Note: For wider production changes, test on a small pilot group first. A clean pilot usually reveals syntax errors, variable issues, or unintended side effects before they spread.

For RouterOS scripting behavior and command structure, the official MikroTik documentation is also worth keeping nearby: RouterOS documentation.

Use attributes for per-device values

Sometimes the command structure is the same, but the value must change per router. That is where attributes become useful.

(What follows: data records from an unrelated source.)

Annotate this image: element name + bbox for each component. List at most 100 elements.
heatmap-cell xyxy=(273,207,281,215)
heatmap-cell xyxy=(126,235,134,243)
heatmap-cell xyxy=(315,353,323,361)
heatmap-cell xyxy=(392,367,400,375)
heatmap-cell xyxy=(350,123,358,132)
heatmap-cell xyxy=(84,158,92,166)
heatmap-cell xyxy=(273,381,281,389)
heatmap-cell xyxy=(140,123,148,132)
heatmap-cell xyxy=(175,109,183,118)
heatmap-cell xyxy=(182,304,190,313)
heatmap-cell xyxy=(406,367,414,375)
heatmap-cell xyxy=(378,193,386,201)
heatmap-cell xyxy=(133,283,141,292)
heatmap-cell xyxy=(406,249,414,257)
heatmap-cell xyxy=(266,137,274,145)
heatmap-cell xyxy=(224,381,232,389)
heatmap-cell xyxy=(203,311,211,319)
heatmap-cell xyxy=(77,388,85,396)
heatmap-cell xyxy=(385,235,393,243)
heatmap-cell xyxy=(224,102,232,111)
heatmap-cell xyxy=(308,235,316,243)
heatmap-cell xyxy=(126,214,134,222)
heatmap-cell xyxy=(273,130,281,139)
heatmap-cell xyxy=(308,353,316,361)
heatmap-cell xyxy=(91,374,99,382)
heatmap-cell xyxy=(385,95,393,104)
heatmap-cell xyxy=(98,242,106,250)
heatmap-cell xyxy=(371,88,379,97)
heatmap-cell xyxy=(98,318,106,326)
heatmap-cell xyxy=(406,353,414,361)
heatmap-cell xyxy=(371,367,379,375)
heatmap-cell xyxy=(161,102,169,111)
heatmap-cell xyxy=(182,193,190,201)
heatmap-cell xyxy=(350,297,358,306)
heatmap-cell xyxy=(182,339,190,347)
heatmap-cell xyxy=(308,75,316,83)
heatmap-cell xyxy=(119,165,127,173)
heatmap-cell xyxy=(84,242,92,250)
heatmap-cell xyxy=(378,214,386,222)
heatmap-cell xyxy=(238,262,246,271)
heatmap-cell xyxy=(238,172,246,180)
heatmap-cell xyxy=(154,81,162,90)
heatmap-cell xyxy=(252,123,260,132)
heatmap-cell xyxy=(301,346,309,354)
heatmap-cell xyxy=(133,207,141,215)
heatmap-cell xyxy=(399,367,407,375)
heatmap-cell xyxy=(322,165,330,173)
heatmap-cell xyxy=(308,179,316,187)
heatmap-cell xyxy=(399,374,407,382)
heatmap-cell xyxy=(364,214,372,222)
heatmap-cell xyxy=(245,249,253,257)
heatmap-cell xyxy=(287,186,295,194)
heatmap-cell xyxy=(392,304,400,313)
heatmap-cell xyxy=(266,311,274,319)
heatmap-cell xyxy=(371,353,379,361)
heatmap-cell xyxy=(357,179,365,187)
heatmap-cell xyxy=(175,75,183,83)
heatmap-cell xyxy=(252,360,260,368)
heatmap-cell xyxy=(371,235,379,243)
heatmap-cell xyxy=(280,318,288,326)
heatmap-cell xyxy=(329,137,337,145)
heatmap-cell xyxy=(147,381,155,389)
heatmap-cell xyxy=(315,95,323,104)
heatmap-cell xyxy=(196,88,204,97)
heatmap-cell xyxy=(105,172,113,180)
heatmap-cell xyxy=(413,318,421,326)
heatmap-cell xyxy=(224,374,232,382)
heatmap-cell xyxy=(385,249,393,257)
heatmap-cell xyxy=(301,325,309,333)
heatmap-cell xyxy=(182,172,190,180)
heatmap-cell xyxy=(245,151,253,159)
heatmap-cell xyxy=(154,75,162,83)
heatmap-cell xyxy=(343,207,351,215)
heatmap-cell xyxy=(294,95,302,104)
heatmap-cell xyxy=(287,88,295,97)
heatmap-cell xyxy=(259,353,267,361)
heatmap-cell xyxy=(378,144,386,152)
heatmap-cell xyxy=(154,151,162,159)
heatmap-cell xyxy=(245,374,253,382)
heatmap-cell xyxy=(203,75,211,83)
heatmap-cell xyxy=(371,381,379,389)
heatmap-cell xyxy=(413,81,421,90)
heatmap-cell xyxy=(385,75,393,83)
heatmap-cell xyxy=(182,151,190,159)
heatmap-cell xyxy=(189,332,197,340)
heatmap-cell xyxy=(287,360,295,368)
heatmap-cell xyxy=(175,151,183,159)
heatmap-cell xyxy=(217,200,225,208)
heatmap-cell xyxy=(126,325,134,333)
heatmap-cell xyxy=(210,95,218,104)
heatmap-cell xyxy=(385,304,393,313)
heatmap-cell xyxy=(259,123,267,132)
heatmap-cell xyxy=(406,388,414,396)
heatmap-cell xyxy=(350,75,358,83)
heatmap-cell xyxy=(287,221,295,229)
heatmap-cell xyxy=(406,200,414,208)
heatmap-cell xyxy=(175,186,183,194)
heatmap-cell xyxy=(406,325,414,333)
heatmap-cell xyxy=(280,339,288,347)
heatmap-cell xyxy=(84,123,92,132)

Instead of hardcoding a fixed name, you can reference a variable that MKController resolves for each device.

In the source scenario, one router has an attribute with the code identity and the value Becon, while another router does not yet have that attribute.

To prepare that flow:

  1. Open the target device details.
  2. Go to Attributes.
  3. Create a new attribute.
List of attributes page with the button to create a new attribute
  1. Define the type and value.
  2. Save it before running the batch process.
Create attribute form with code and value fields filled in

Then update the script so it uses the attribute placeholder:

/system identity set name="${teste}"
RouterOS command using a device attribute variable inside the script

If a selected router does not yet have the required attribute, MKController can stop and ask for the missing value before continuing. That prevents silent failures and helps you finish the batch with the correct data.

Prompt asking for a missing device attribute before continuing the batch update

Good practices before sending scripts at scale

A batch script is powerful, so it deserves a little discipline. Keep these habits in place:

  • Start with a lab device or a small pilot group.
  • Use one logical change per script whenever possible.
  • Save versioned copies of your .auto.rsc files.
  • Review commands for syntax and spacing before upload.
  • Confirm whether the change depends on per-device attributes.
  • Validate the result on real devices after completion.

Warning: Avoid bundling unrelated changes into one large script unless you have already tested the full sequence. Smaller batches are easier to roll back and troubleshoot.

Final thoughts

Bulk updates in MKController offer a practical way to standardize RouterOS changes across many devices without working one router at a time. The basic method is simple: write the command, save it as .auto.rsc, select the devices, upload the file, and track the operation. When values differ per router, attributes give you the flexibility to reuse the same script without losing control.

That combination of speed and structure is what makes the feature valuable. Less repetition. Fewer manual mistakes. Better visibility.